Now that about half of the senior management team of TD Wealth has graduated from a WealthACT program, Atanaska Novakova, the program leader, knows the program is a success. “We have turned anxiety into excitement, and now everyone who’s been through the program is a change agent,” she explains. “I hear all sorts of ideas from business leaders about how we can use AI and chatbots in the business. It used to be that the push for those came from our IT people, and IT would get the blame if they didn’t work out. Now the business sees these projects as a joint responsibility. We’ve also created some great relationships among people who have never gotten the opportunity to work together, which was an unexpected benefit of the program.”
However, she’s restless to improve the program.
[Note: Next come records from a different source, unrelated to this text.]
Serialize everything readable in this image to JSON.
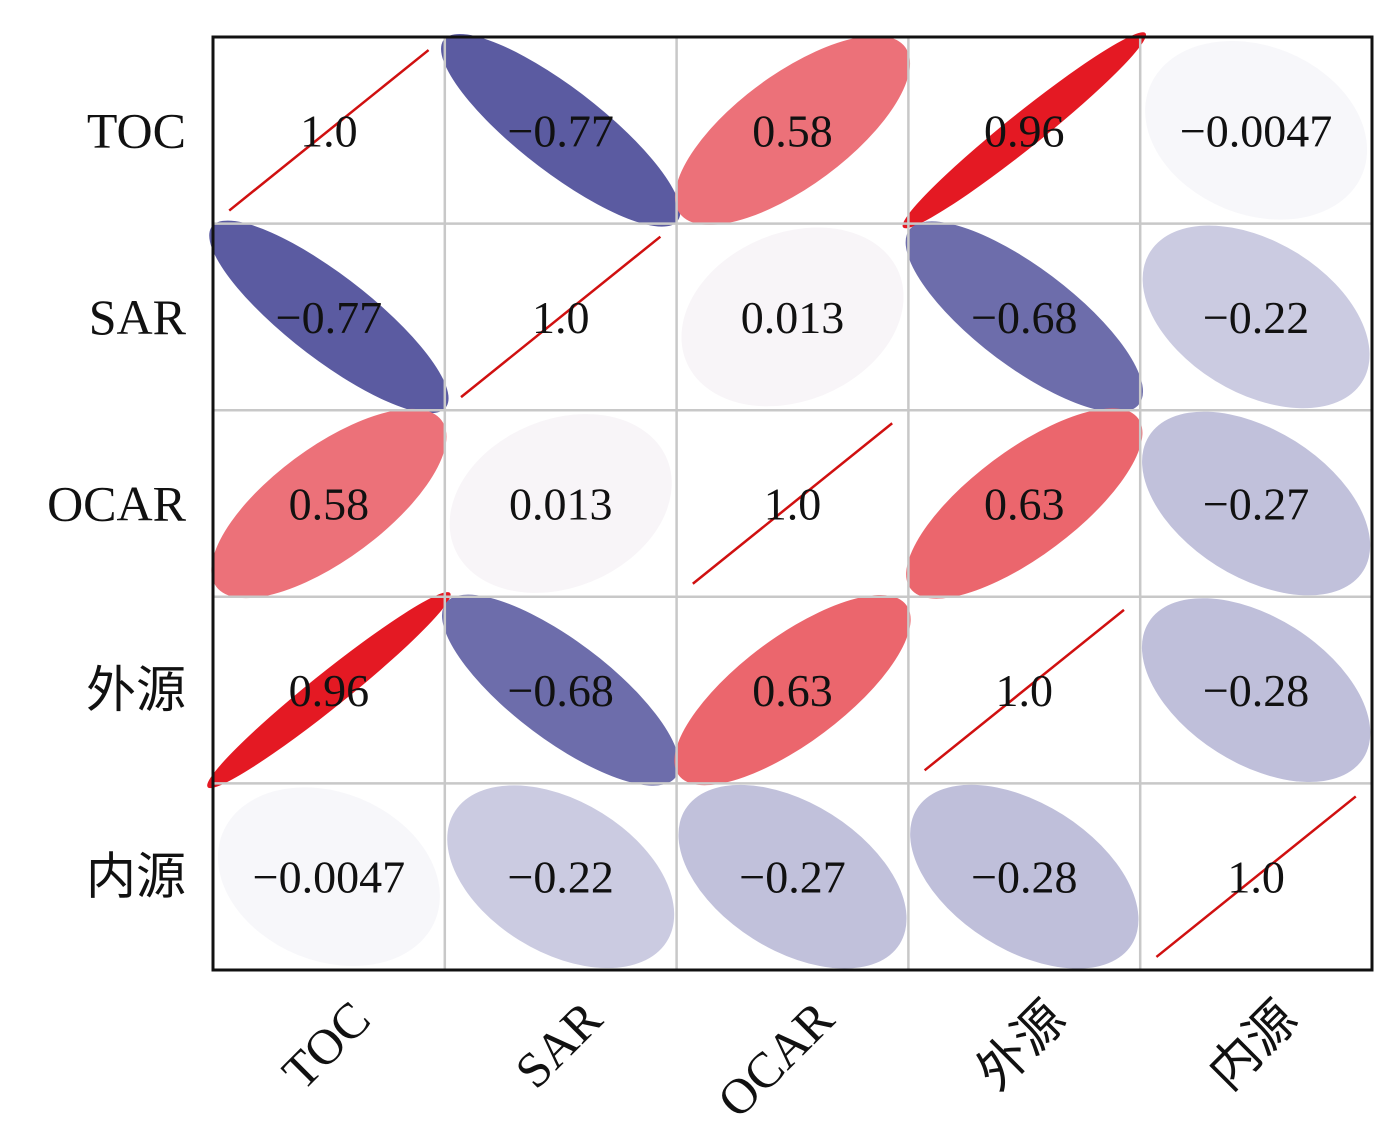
{
  "chart_data": {
    "type": "heatmap",
    "subtype": "ellipse-correlation-matrix",
    "title": "",
    "variables": [
      "TOC",
      "SAR",
      "OCAR",
      "外源",
      "内源"
    ],
    "matrix": [
      [
        1.0,
        -0.77,
        0.58,
        0.96,
        -0.0047
      ],
      [
        -0.77,
        1.0,
        0.013,
        -0.68,
        -0.22
      ],
      [
        0.58,
        0.013,
        1.0,
        0.63,
        -0.27
      ],
      [
        0.96,
        -0.68,
        0.63,
        1.0,
        -0.28
      ],
      [
        -0.0047,
        -0.22,
        -0.27,
        -0.28,
        1.0
      ]
    ],
    "labels": [
      [
        "1.0",
        "−0.77",
        "0.58",
        "0.96",
        "−0.0047"
      ],
      [
        "−0.77",
        "1.0",
        "0.013",
        "−0.68",
        "−0.22"
      ],
      [
        "0.58",
        "0.013",
        "1.0",
        "0.63",
        "−0.27"
      ],
      [
        "0.96",
        "−0.68",
        "0.63",
        "1.0",
        "−0.28"
      ],
      [
        "−0.0047",
        "−0.22",
        "−0.27",
        "−0.28",
        "1.0"
      ]
    ],
    "color_range": [
      -1,
      1
    ],
    "colors": {
      "positive": "#e3101a",
      "negative": "#2c2c86",
      "neutral": "#f8f8fb",
      "diagonal_line": "#d01010",
      "grid": "#c8c8c8",
      "border": "#111111"
    }
  }
}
It was expensive, she says, and she doesn’t want it to be viewed by anyone as obligatory. She believes that such an intervention should never be viewed as a right, but rather an opportunity—and she’s not sure that those who haven’t applied thus far are sufficiently motivated to gain anything from the program. She’s also wondering about how to make these one-shot programs an ongoing experience for the business unit’s leadership team.
She also knows that it’s not just the leaders of TD Wealth who need to participate. She’s in the process of designing a WealthACE program— “Accelerate Change through Execution.” She envisions that the program will involve less travel, will involve some of the ACT participants as trainers, and will involve many of the same design components. This program is aimed not at 400 managers but at 4,000 individual contributors, and Novakova expects that it will go on for a long time.
It’s too early, of course, to know if these cultural change programs will have a long-term impact on TD Wealth or TD in general. However, there is little doubt that wealth management and banking are becoming increasingly technology and data-intensive, and that the industry leaders of the future will have that focus embedded in their strategies, business models, and products. The WealthACT program has clearly helped TD take a big step toward having a tech-focused DNA. How that plays out in day-to-day business and competition will be fascinating to watch.